Using the CERVis toolThe CERVis tool combines two or more outputs of StRAnGER (for GO analysis only) to produce one graph which allows the use for example to combine or compare significant GO terms in an experimental design consisting of two doses of a specific drug administration. The user should select the graphical outputs and the amount of files that will be supplied. The next page prompts the user to upload the files.
A small tutorialThis section presents a small tutorial on StRAnGER very basic usage. For any question regarding further usage, difficulties or suggestions please contact Panagiotis Moulos (firstname.lastname@example.org). Firstly, download the test dataset from here. Unzip the contents of the zip file and upload the file “GeneList.txt” and “BackgroundList.txt” using StRAnGER’s interface and the corresponding fields. Optionally you can name your project (e.g. “Test”).
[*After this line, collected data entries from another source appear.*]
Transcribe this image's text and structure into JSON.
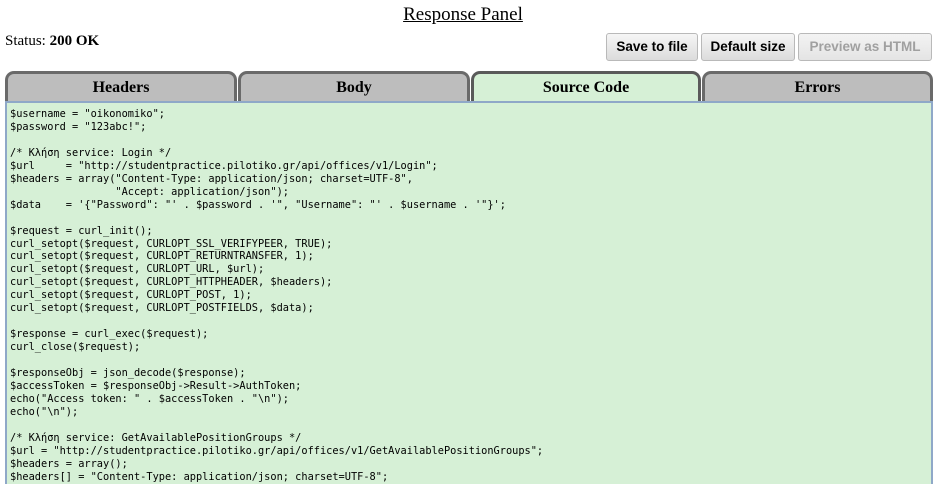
{
  "header": {
    "title": "Response Panel",
    "status_label": "Status:",
    "status_value": "200 OK"
  },
  "toolbar": {
    "save_to_file": "Save to file",
    "default_size": "Default size",
    "preview_as_html": "Preview as HTML"
  },
  "tabs": [
    {
      "label": "Headers",
      "active": false
    },
    {
      "label": "Body",
      "active": false
    },
    {
      "label": "Source Code",
      "active": true
    },
    {
      "label": "Errors",
      "active": false
    }
  ],
  "source_code": {
    "lines": [
      "$username = \"oikonomiko\";",
      "$password = \"123abc!\";",
      "",
      "/* Κλήση service: Login */",
      "$url     = \"http://studentpractice.pilotiko.gr/api/offices/v1/Login\";",
      "$headers = array(\"Content-Type: application/json; charset=UTF-8\",",
      "                 \"Accept: application/json\");",
      "$data    = '{\"Password\": \"' . $password . '\", \"Username\": \"' . $username . '\"}';",
      "",
      "$request = curl_init();",
      "curl_setopt($request, CURLOPT_SSL_VERIFYPEER, TRUE);",
      "curl_setopt($request, CURLOPT_RETURNTRANSFER, 1);",
      "curl_setopt($request, CURLOPT_URL, $url);",
      "curl_setopt($request, CURLOPT_HTTPHEADER, $headers);",
      "curl_setopt($request, CURLOPT_POST, 1);",
      "curl_setopt($request, CURLOPT_POSTFIELDS, $data);",
      "",
      "$response = curl_exec($request);",
      "curl_close($request);",
      "",
      "$responseObj = json_decode($response);",
      "$accessToken = $responseObj->Result->AuthToken;",
      "echo(\"Access token: \" . $accessToken . \"\\n\");",
      "echo(\"\\n\");",
      "",
      "/* Κλήση service: GetAvailablePositionGroups */",
      "$url = \"http://studentpractice.pilotiko.gr/api/offices/v1/GetAvailablePositionGroups\";",
      "$headers = array();",
      "$headers[] = \"Content-Type: application/json; charset=UTF-8\";"
    ]
  }
}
Then, hit “Next”. Do NOT upload the test_dataset.zip file directly!
- When uploading or pasting a list of genes or probes in the respective list in the first page of the application and you choose to use one of the StRAnGER's database platforms as background, please be sure to select the correct one else there will be a mismatch in the IDs that you supply and those of the background resulting in execution failure.
- When uploading or pasting a list of genes or probes in the respective list in the first page of the application and you choose to use one of the StRAnGER's database platforms as background instead of your own background file, please be sure to specify the correct gene ID type (e.g. if the pasted IDs are HUGO gene symbols and the selected ID type is GenBank or ProbeID the execution will result in a failure).
- When uploading your own background, please be sure on its format (see example on the "Download a test dataset" link in the Application page). Only a column with Gene IDs will NOT work as there are no corresponding GO terms. If you are not sure about your background, use one of the StRAnGER's database or a generic one such as Ensembl for the corresponding organism. Also be sure about the type of the Gene ID that you specify as primary in the second page of the application. If these don't match, the execution will result in a failure.
- Do not paste/upload a very small list of genes. ANY enrcihment analysis program requires a bigger gene list that are representative of the underlying functions/pathways. Execution with such small lists will most probably result in failure as no over-represented GO terms/KEGG pathways will be found. If you are looking for the corresponding GO term of 2-3 genes, use other tools such as AMiGO.
- StRAnGER works only with gene IDs. Not other types like sequence (FASTA) files.
- Files to be uploaded MUST be tab delimited. No space, comma or other delimiters. We will soon add a more flexible uploader where users may specify the delimiter.
- Gene to be pasted should be in column format, not row.